Службу свою Жигин тогда еще только начинал, навыков у него было мало, и воровку разыскать ему не удалось – как сквозь землю провалилась.

Это была его первая, пока заочная, встреча с Марфой Шаньгиной.

Но непоследняя.

Прошло время и довелось лично познакомиться. На этот раз дело оказалось более серьезным: не кусок ситца из деревянного сундука пропал, а вся наличность, какую наторговал в своей лавке за целый месяц купец Мирошников. Лавку он держал в деревне Студеной, которая отстоит от Елбани на десять верст. Вот туда и примчался Жигин, получив извещение о краже. Мирошников от огорчения был пьян, лохматил растопыренной пятерней седые уже, но все еще густые волосы и вскрикивал время от времени, вскакивая с просторного деревянного кресла, украшенного витиеватой резьбой:

– Я же ангелом! Ангелом ее называл!

И шлепался, как кусок теста, обратно на твердое сиденье.

Но скоро Мирошников протрезвел, взял себя в руки и, выхлебывая один стакан чая за другим, принялся рассказывать, на удивление ясно и в подробностях.

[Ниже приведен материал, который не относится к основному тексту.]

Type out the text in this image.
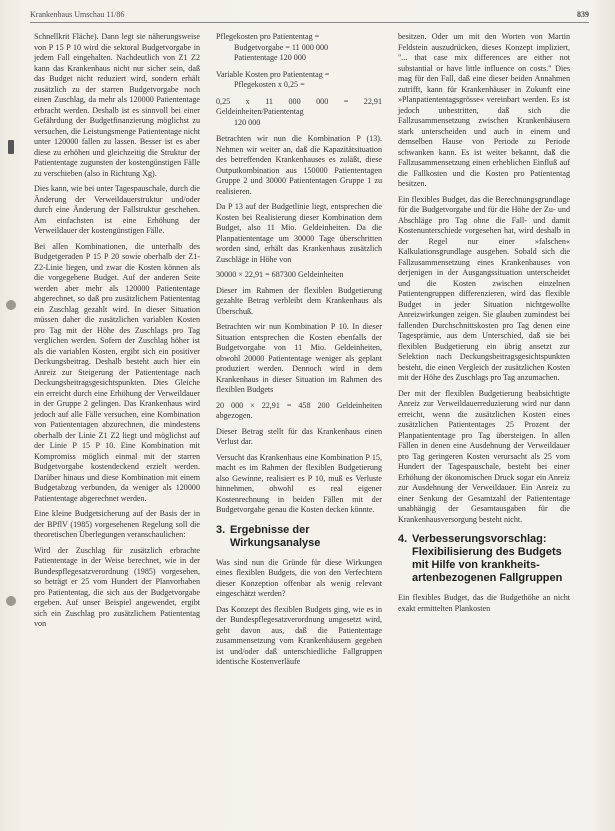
Krankenhaus Umschau 11/86	839

Schnellkrit Fläche). Dann legt sie näherungsweise von P 15 P 10 wird die sektoral Budgetvorgabe in jedem Fall eingehalten. Nachdeutlich von Z1 Z2 kann das Krankenhaus nicht nur sicher sein, daß das Budget nicht reduziert wird, sondern erhält zusätzlich zu der starren Budgetvorgabe noch einen Zuschlag, da mehr als 120000 Patiententage erbracht werden. Deshalb ist es sinnvoll bei einer Gefährdung der Budgetfinanzierung möglichst zu versuchen, die Leistungsmenge Patiententage nicht unter 120000 fallen zu lassen. Besser ist es aber diese zu erhöhen und gleichzeitig die Struktur der Patiententage zugunsten der kostengünstigen Fälle zu verschieben (also in Richtung Xg).

Dies kann, wie bei unter Tagespauschale, durch die Änderung der Verweildauerstruktur und/oder durch eine Änderung der Fallstruktur geschehen. Am einfachsten ist eine Erhöhung der Verweildauer der kostengünstigen Fälle.

Bei allen Kombinationen, die unterhalb des Budgetgeraden P 15 P 20 sowie oberhalb der Z1-Z2-Linie liegen, und zwar die Kosten können als die vorgegebene Budget. Auf der anderen Seite werden aber mehr als 120000 Patiententage abgerechnet, so daß pro zusätzlichem Patiententag ein Zuschlag gezahlt wird. In dieser Situation müssen daher die zusätzlichen variablen Kosten pro Tag mit der Höhe des Zuschlags pro Tag verglichen werden. Sofern der Zuschlag höher ist als die variablen Kosten, ergibt sich ein positiver Deckungsbeitrag. Deshalb besteht auch hier ein Anreiz zur Steigerung der Patiententage nach Deckungsbeitragsgesichtspunkten. Dies Gleiche ein erreicht durch eine Erhöhung der Verweildauer in der Gruppe 2 gelingen. Das Krankenhaus wird jedoch auf alle Fälle versuchen, eine Kombination von Patiententagen abzurechnen, die mindestens oberhalb der Linie Z1 Z2 liegt und möglichst auf der Linie P 15 P 10. Eine Kombination mit Kompromiss möglich einmal mit der starren Budgetvorgabe kostendeckend erzielt werden. Darüber hinaus und diese Kombination mit einem Budgetabzug verbunden, da weniger als 120000 Patiententage abgerechnet werden.

Eine kleine Budgetsicherung auf der Basis der in der BPflV (1985) vorgesehenen Regelung soll die theoretischen Überlegungen veranschaulichen:

Wird der Zuschlag für zusätzlich erbrachte Patiententage in der Weise berechnet, wie in der Bundespflegesatzverordnung (1985) vorgesehen, so beträgt er 25 vom Hundert der Planvorhaben pro Patiententag, die sich aus der Budgetvorgabe ergeben. Auf unser Beispiel angewendet, ergibt sich ein Zuschlag pro zusätzlichem Patiententag von

Pflegekosten pro Patiententag =
Budgetvorgabe = 11 000 000
Patiententage 120 000
Variable Kosten pro Patiententag =
Pflegekosten x 0,25 =
0,25 x 11 000 000 = 22,91 Geldeinheiten/Patiententag
120 000

Betrachten wir nun die Kombination P (13). Nehmen wir weiter an, daß die Kapazitätsituation des betreffenden Krankenhauses es zuläßt, diese Outputkombination aus 150000 Patiententagen Gruppe 2 und 30000 Patiententagen Gruppe 1 zu realisieren.

Da P 13 auf der Budgetlinie liegt, entsprechen die Kosten bei Realisierung dieser Kombination dem Budget, also 11 Mio. Geldeinheiten. Da die Planpatiententage um 30000 Tage überschritten worden sind, erhält das Krankenhaus zusätzlich Zuschläge in Höhe von

30000 × 22,91 = 687300 Geldeinheiten

Dieser im Rahmen der flexiblen Budgetierung gezahlte Betrag verbleibt dem Krankenhaus als Überschuß.

Betrachten wir nun Kombination P 10. In dieser Situation entsprechen die Kosten ebenfalls der Budgetvorgabe von 11 Mio. Geldeinheiten, obwohl 20000 Patiententage weniger als geplant produziert werden. Dennoch wird in dem Krankenhaus in dieser Situation im Rahmen des flexiblen Budgets

20 000 × 22,91 = 458 200 Geldeinheiten abgezogen.

Dieser Betrag stellt für das Krankenhaus einen Verlust dar.

Versucht das Krankenhaus eine Kombination P 15, macht es im Rahmen der flexiblen Budgetierung also Gewinne, realisiert es P 10, muß es Verluste hinnehmen, obwohl es real eigener Kostenrechnung in beiden Fällen mit der Budgetvorgabe genau die Kosten decken könnte.

3. Ergebnisse der
Wirkungsanalyse

Was sind nun die Gründe für diese Wirkungen eines flexiblen Budgets, die von den Verfechtern dieser Konzeption offenbar als wenig relevant eingeschätzt werden?

Das Konzept des flexiblen Budgets ging, wie es in der Bundespflegesatzverordnung umgesetzt wird, geht davon aus, daß die Patiententage zusammensetzung vom Krankenhäusern gegeben ist und/oder daß unterschiedliche Fallgruppen identische Kostenverläufe

besitzen. Oder um mit den Worten von Martin Feldstein auszudrücken, dieses Konzept impliziert, "... that case mix differences are either not substantial or have little influence on costs." Dies mag für den Fall, daß eine dieser beiden Annahmen zutrifft, kann für Krankenhäuser in Zukunft eine »Planpatiententagsgrösse« vereinbart werden. Es ist jedoch unbestritten, daß sich die Fallzusammensetzung zwischen Krankenhäusern stark unterscheiden und auch in einem und demselben Hause von Periode zu Periode schwanken kann. Es ist weiter bekannt, daß die Fallzusammensetzung einen erheblichen Einfluß auf die Fallkosten und die Kosten pro Patiententag besitzen.

Ein flexibles Budget, das die Berechnungsgrundlage für die Budgetvorgabe und für die Höhe der Zu- und Abschläge pro Tag ohne die Fall- und damit Kostenunterschiede vorgesehen hat, wird deshalb in der Regel nur einer »falschen« Kalkulationsgrundlage ausgehen. Sobald sich die Fallzusammensetzung eines Krankenhauses von derjenigen in der Ausgangssituation unterscheidet und die Kosten zwischen einzelnen Patientengruppen differenzieren, wird das flexible Budget in jeder Situation nichtgewollte Anreizwirkungen zeigen. Sie glauben zumindest bei fallenden Durchschnittskosten pro Tag denen eine Tagesprämie, aus dem Unterschied, daß sie bei flexiblen Budgetierung ein übrig ansetzt zur Selektion nach Deckungsbeitragsgesichtspunkten besteht, die einen Vergleich der zusätzlichen Kosten mit der Höhe des Zuschlags pro Tag anzumachen.

Der mit der flexiblen Budgetierung beabsichtigte Anreiz zur Verweildauerreduzierung wird nur dann erreicht, wenn die zusätzlichen Kosten eines zusätzlichen Patiententages 25 Prozent der Planpatiententage pro Tag übersteigen. In allen Fällen in denen eine Ausdehnung der Verweildauer pro Tag geringeren Kosten verursacht als 25 vom Hundert der Tagespauschale, besteht bei einer Erhöhung der ökonomischen Druck sogar ein Anreiz zur Ausdehnung der Verweildauer. Ein Anreiz zu einer Senkung der Gesamtzahl der Patiententage unabhängig der Gesamtausgaben für die Krankenhausversorgung besteht nicht.

4. Verbesserungsvorschlag:
Flexibilisierung des Budgets
mit Hilfe von krankheits-
artenbezogenen Fallgruppen

Ein flexibles Budget, das die Budgethöhe an nicht exakt ermittelten Plankosten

Сидел он в тот злополучный день в лавке, потому как приказчик его захворал от простуды, кашлял и с постели не поднимался. Вот и пришлось хозяину самому заступать на его место. Народу в лавке никого не было, Мирошников скучал и позевывал, собираясь отправиться домой, чтобы пообедать. Но тут услышал диковинный голосок – до того жалобный и трогательный, до того звонкий, что не отозваться на него могло лишь каменное сердце. Мирошников выглянул из лавки и увидел на крыльце девчонку, одетую в худенькую, местами дыроватую одежонку, и обутую в старенькие, молью почиканные валенки. А на дворе стоял уже ноябрь, и морозы давили неигрушечные. Девчонку пронизывало холодом, и руки ее в рваных вязаных рукавичках вздрагивали. Держала она в руках железную кружку, на дне которой чуть слышно позвякивали несколько медяков. Яснее ясного – погорелка. Оставшись после пожара без крыши над головой, без скарба и без одежды, ходили такие несчастные по деревням и просили милостыню. Но чаще всего этим занимались бабы, а тут – девчонка молоденькая. Мирошников жалостливым не был и шуганул бы ее с крыльца в два счета, чтобы глаза не мозолила, но голосок звенящий не дал этого сделать. Уж так он звучал пронзительно, столько в нем отчаяния слышалось, что Мирошников, будто завороженный, не только не прогнал погорелку, но и в лавку завел, широко распахнув перед ней двери. Дозволил обогреться возле печки, еще не остывшей, хлебца дал и старый, засохший пряник. Погорелка обогрелась, дрожать перестала, а когда хлебец с пряником съела и водичкой запила, вовсе повеселела. Глазки засверкали, а голосок зазвучал еще звонче. И голоском этим, отвечая на расспросы приютившего ее Мирошникова, поведала она обычную историю, очень короткую: изба у них сгорела еще в конце лета, и пока тепло было, ходила она по деревням вместе с матерью и двумя младшими сестренками. А отца у них нет, помер он, еще давно, получив увечье в пьяной мужичьей драке. Ну, вот, ходили они вчетвером, просили милостыню, а как морозы стукнули, боязно стало маленьких сестренок в дальнюю дорогу брать без теплой одежды – померзнут намертво. Хорошо, что нашлись добрые люди, приютили на зиму, но кормить не пообещались, поэтому и пришлось старшей дочери отправляться в долгую и невеселую дорогу.